Some time ago, I showed another demo about one of the broker use cases. In this demo, we'll examine what's inside the broker. This broker is a prototype built on RSocket golang SDK.
Other technologies use broker as well. For example, Kafka requires the broker deployment model. So, how is RSocket broker different from the others?
First, RSocket doesn't mandate the broker model. It is for the simplicity of devop tasks.
The current microservices orchestration tools make the networking unnecessarily complicated for the developers. The developers should not worry about which IP or port to use. All they should focus on is the application level networking: service A wants to talks to service B. With point to point connections, the burden is on the developers to figure out the IP and port.
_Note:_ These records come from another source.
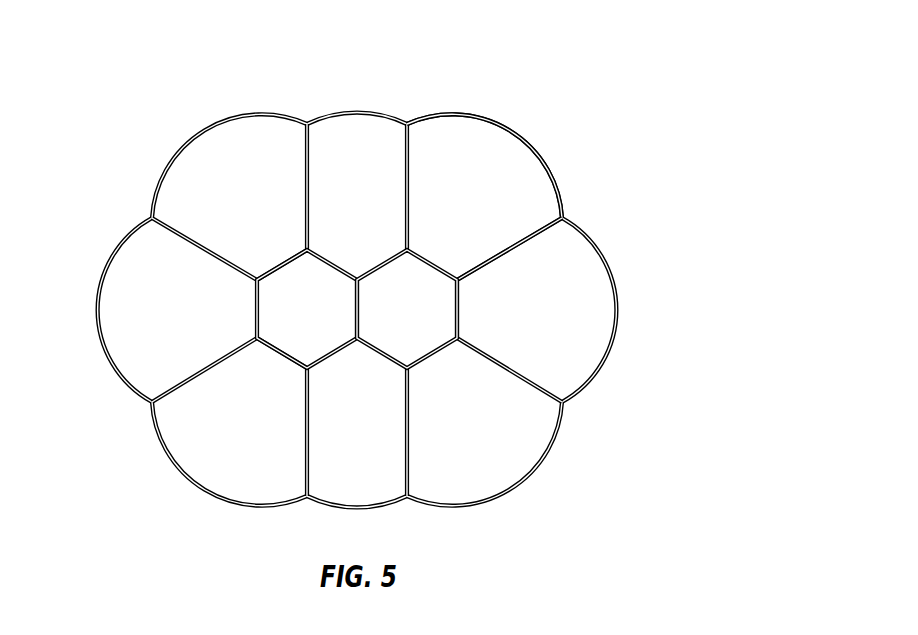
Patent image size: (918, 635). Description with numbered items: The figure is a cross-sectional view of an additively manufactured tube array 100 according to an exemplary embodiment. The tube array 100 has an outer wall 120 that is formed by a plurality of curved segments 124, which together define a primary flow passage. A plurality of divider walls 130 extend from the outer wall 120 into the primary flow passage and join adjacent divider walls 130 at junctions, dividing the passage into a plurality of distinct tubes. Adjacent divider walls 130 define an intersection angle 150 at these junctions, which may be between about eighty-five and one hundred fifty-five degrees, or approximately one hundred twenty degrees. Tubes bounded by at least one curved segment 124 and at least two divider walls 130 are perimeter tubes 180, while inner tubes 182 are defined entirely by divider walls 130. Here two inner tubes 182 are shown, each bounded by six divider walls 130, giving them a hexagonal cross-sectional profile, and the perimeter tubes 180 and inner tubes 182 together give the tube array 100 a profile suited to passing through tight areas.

The tube array 100 is at (120, 64).
The outer wall 120 is at (248, 102).
The curved segments 124 is at (525, 130).
The divider walls 130 is at (484, 207).
The intersection angle 150 is at (278, 250).
The perimeter tubes 180 is at (376, 439).
The inner tubes 182 is at (319, 324).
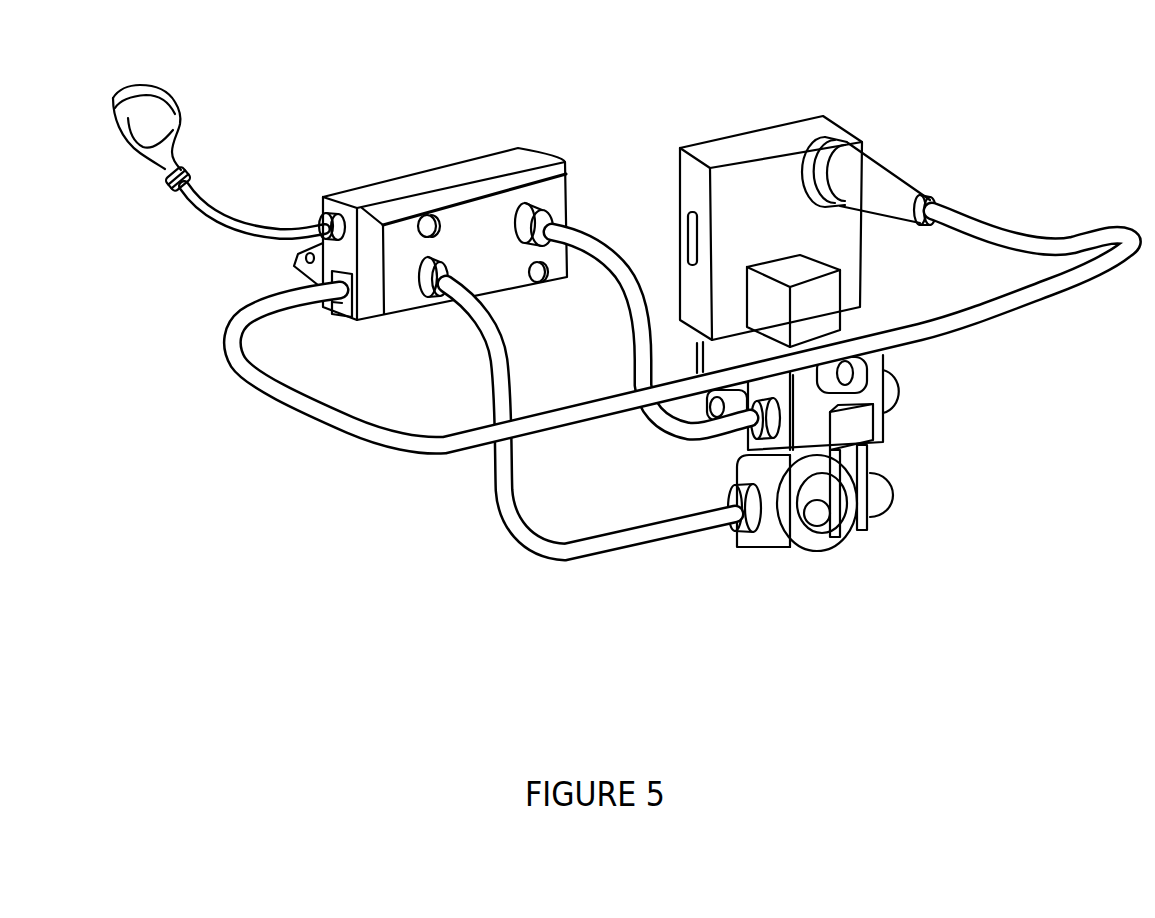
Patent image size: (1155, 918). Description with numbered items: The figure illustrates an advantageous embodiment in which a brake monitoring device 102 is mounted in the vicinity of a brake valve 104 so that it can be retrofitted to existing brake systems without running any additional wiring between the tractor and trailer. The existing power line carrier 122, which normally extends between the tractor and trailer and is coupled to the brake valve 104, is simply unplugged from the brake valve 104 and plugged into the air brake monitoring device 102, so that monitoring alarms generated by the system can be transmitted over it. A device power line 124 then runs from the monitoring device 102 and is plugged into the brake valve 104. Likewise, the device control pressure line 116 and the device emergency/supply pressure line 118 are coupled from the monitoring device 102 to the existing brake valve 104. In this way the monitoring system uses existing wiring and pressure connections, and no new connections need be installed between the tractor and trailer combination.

The brake monitoring device 102 is at (518, 146).
The brake valve 104 is at (743, 134).
The device control pressure line 116 is at (599, 231).
The device emergency/supply pressure line 118 is at (577, 563).
The power line carrier 122 is at (211, 223).
The device power line 124 is at (391, 430).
If, however, we let devops deploy the brokers as infrastructure and applications will only need to connect to a known IP:port, things will be much easier. Moreover, the broker not only shields the networking complexity from the developers, but it also provides a place outside of the applications to add policies or controls or logging features. I would say it enables the combination of control plane and data plane with similar functionality as service mesh.
In our example we use only one broker. All endpoints connect to the broker. Both the service and the consumer are clients to the broker. The only difference is a service has to register itself to the broker.
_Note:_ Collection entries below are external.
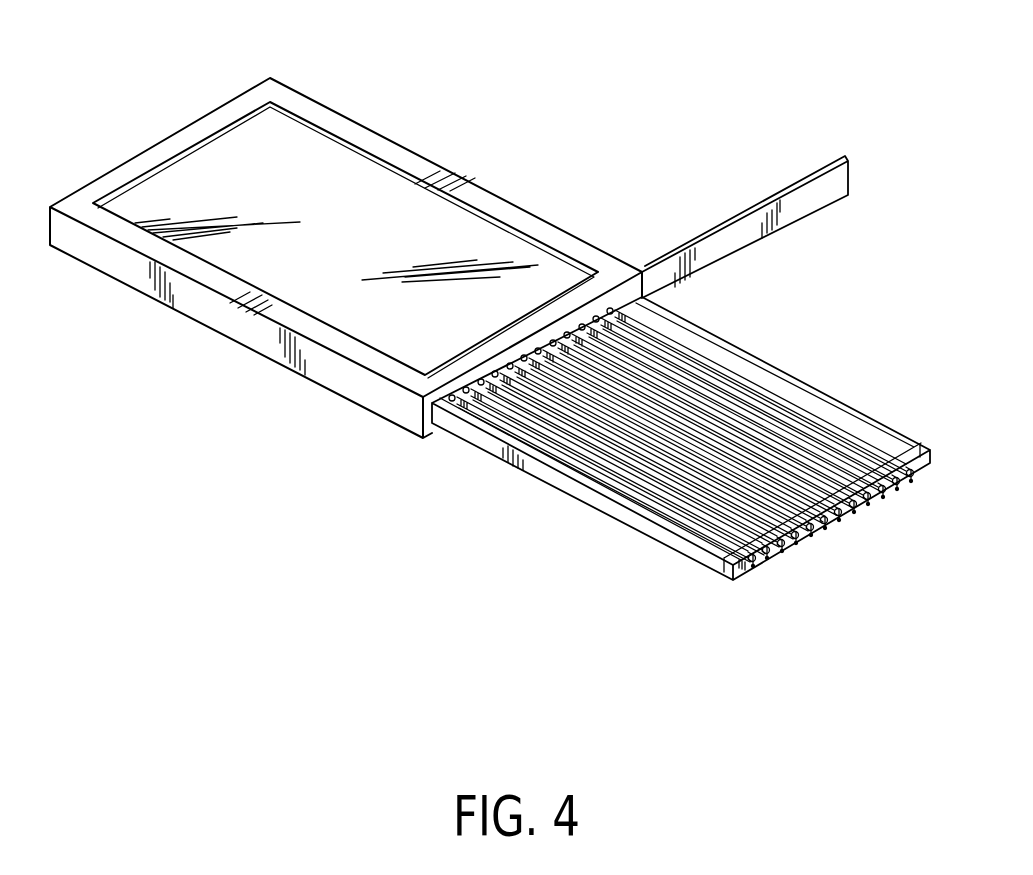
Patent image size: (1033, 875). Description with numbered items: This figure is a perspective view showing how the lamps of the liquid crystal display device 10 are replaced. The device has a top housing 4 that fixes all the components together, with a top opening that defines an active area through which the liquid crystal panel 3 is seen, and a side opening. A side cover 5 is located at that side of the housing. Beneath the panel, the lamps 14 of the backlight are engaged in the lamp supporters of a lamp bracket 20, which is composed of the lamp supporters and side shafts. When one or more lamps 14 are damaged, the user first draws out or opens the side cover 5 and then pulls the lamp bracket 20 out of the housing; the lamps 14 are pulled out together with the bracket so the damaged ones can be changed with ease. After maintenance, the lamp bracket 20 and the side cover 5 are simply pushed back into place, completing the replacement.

The liquid crystal display device 10 is at (346, 219).
The liquid crystal panel 3 is at (193, 160).
The top housing 4 is at (217, 327).
The side cover 5 is at (745, 222).
The lamps 14 is at (660, 355).
The lamp bracket 20 is at (510, 506).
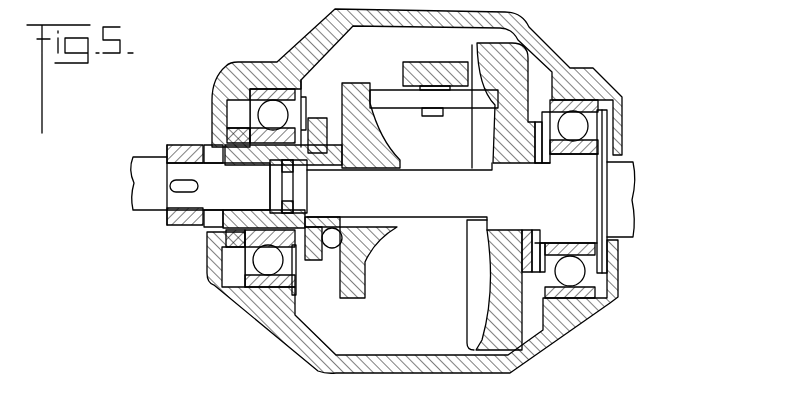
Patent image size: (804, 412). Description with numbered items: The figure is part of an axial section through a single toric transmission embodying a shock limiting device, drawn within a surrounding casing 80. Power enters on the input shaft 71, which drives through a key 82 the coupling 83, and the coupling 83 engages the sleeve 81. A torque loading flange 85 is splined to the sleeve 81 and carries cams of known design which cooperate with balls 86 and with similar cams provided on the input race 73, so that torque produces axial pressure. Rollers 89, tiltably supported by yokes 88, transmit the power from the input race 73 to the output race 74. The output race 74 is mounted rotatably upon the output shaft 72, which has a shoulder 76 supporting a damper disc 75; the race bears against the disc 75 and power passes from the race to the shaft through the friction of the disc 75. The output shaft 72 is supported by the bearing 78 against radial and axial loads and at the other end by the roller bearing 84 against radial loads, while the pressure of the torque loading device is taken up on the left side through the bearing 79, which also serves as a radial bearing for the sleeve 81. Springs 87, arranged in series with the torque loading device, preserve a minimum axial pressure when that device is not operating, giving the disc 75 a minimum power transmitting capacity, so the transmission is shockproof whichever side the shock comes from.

The input shaft 71 is at (143, 192).
The output shaft 72 is at (440, 207).
The input race 73 is at (347, 293).
The output race 74 is at (503, 287).
The damper disc 75 is at (536, 270).
The shoulder 76 is at (596, 296).
The bearing 78 is at (577, 268).
The bearing 79 is at (248, 317).
The housing 80 is at (318, 360).
The sleeve 81 is at (255, 262).
The key 82 is at (212, 224).
The coupling 83 is at (172, 224).
The roller bearing 84 is at (298, 205).
The torque loading flange 85 is at (317, 118).
The balls 86 is at (330, 249).
The springs 87 is at (295, 310).
The yokes 88 is at (407, 72).
The rollers 89 is at (401, 100).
With this architecture, we can explore more of what RSocket enables:
In the broker, when an endpoint connects it will first send a setup frame to register. In our example, we use the metadataRegister to save the information. And when an endpoint drops the connection it will trigger the OnClose function. Thus, we don't need additional health check for endpoints. This is huge! Think about how much effort is spent on health checking especially in a large scale cluster. Also we will be able to save the 3rd party service registry and discovery. Yes, with the load balancing feature offered by the SDK and broker, we save a lot of efforts in connection pool management.
In our example, the title "consumer" and "service" don't mean anything. If the consumer allow, it will serve the service as well. And, pay attention to the code, they are using the same socket connection. What that means is not only are RSocket multiplex, but it is bi-directional as well. As a result, even for the broker, there will be way less connections to manage compared to other brokers for the same amount of endpoints.
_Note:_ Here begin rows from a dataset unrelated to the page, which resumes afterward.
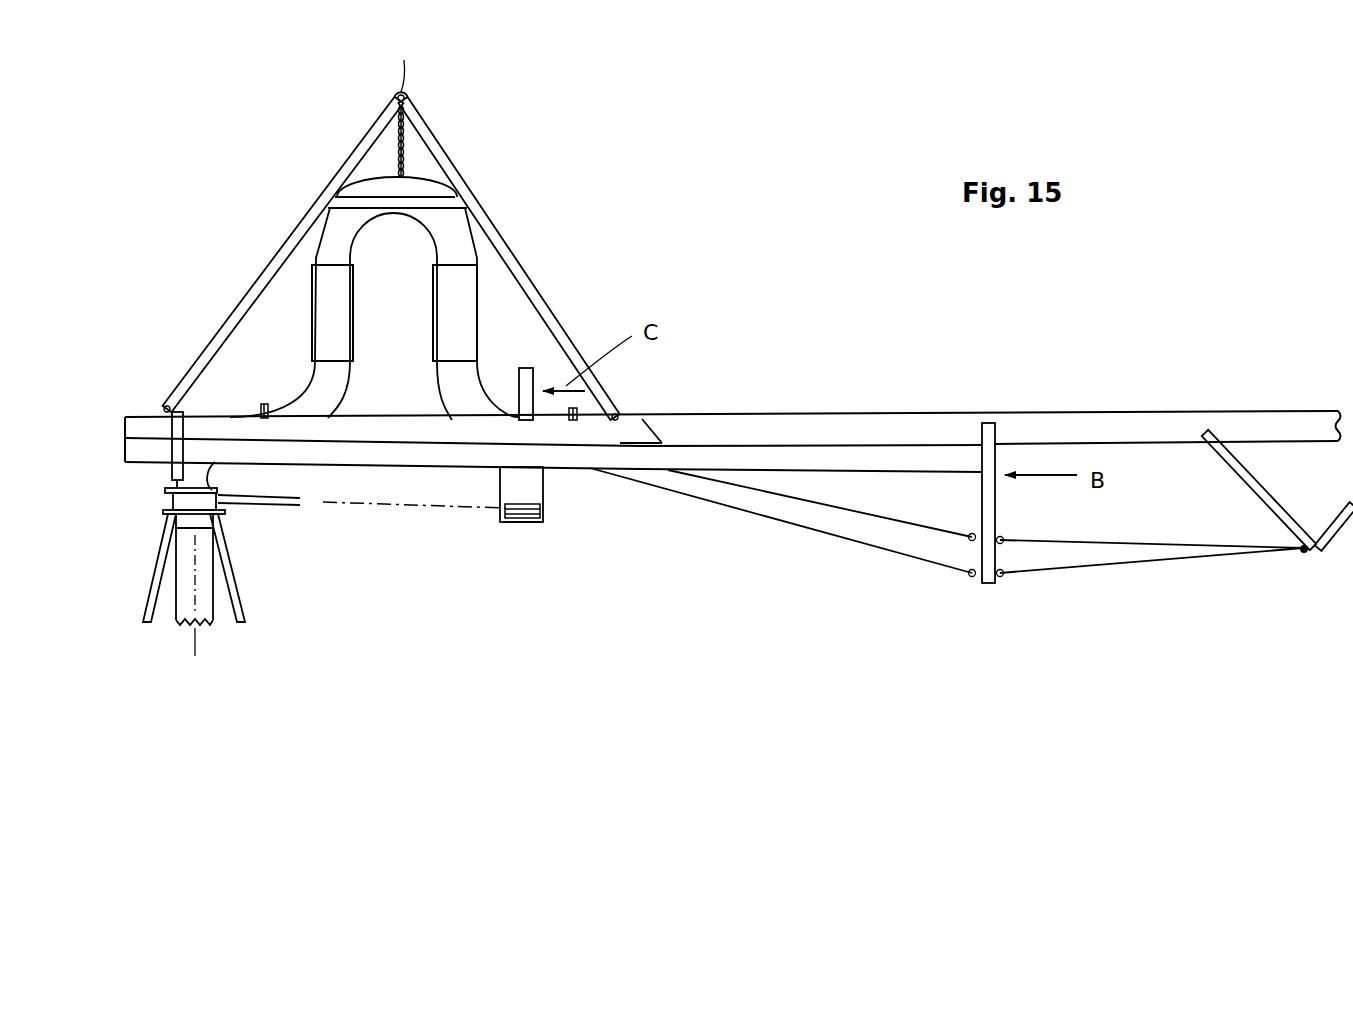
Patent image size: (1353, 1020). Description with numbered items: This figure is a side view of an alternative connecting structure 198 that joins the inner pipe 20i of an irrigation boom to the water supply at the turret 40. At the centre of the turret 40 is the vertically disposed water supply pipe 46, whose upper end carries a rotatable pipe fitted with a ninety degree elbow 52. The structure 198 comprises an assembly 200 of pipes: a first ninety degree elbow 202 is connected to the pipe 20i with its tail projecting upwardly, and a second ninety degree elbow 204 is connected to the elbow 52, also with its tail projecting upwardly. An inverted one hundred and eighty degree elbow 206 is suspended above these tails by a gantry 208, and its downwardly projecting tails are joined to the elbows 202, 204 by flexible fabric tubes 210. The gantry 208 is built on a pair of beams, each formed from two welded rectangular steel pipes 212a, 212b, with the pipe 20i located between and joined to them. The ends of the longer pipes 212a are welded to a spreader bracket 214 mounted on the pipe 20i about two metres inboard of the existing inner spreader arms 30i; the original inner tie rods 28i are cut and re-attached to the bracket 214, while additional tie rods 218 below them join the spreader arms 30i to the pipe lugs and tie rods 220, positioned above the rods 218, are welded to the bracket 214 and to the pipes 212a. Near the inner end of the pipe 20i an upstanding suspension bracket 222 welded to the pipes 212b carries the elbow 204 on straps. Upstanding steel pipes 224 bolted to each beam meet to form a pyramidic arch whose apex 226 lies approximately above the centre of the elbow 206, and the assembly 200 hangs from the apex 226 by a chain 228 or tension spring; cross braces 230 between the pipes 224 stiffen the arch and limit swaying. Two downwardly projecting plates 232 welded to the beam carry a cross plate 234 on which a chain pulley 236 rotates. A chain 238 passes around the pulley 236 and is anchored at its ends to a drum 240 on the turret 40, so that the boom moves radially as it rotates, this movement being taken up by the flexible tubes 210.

The inner pipe 20i is at (1033, 423).
The steel pipe 212a is at (768, 457).
The steel pipe 212b is at (641, 428).
The alternative structure 198 is at (522, 150).
The gantry 208 is at (285, 237).
The upstanding steel pipes 224 is at (498, 233).
The apex 226 is at (411, 62).
The chain 228 is at (397, 127).
The assembly of pipes 200 is at (428, 176).
The 180° elbow 206 is at (367, 187).
The cross braces 230 is at (462, 207).
The first 90° elbow 202 is at (330, 393).
The flexible tubes 210 is at (312, 283).
The second 90° elbow 204 is at (478, 377).
The 90° elbow 52 is at (238, 413).
The suspension bracket 222 is at (533, 382).
The drum 240 is at (165, 491).
The turret 40 is at (230, 575).
The water supply pipe 46 is at (193, 641).
The chain 238 is at (300, 505).
The downwardly projecting plates 232 is at (545, 488).
The chain pulley 236 is at (505, 510).
The cross plate 234 is at (522, 523).
The tie rods 220 is at (755, 489).
The tie rods 218 is at (805, 532).
The spreader bracket 214 is at (988, 511).
The inner tie rods 28i is at (1160, 546).
The inner spreader arms 30i is at (1247, 480).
Assume the client cannot process enough of the information. If the client now sends request(N) to the broker, the broker will relay the request to the service. Without this capability, the broker has to use buffer to hold the data. Now that the back pressure can reach the sender, the sender can simply slow down with the production.
This demo is straightforward to try out. Just git clone the repo and run go build in each folder. Then you can start the broker first. After that, the provider and consumer.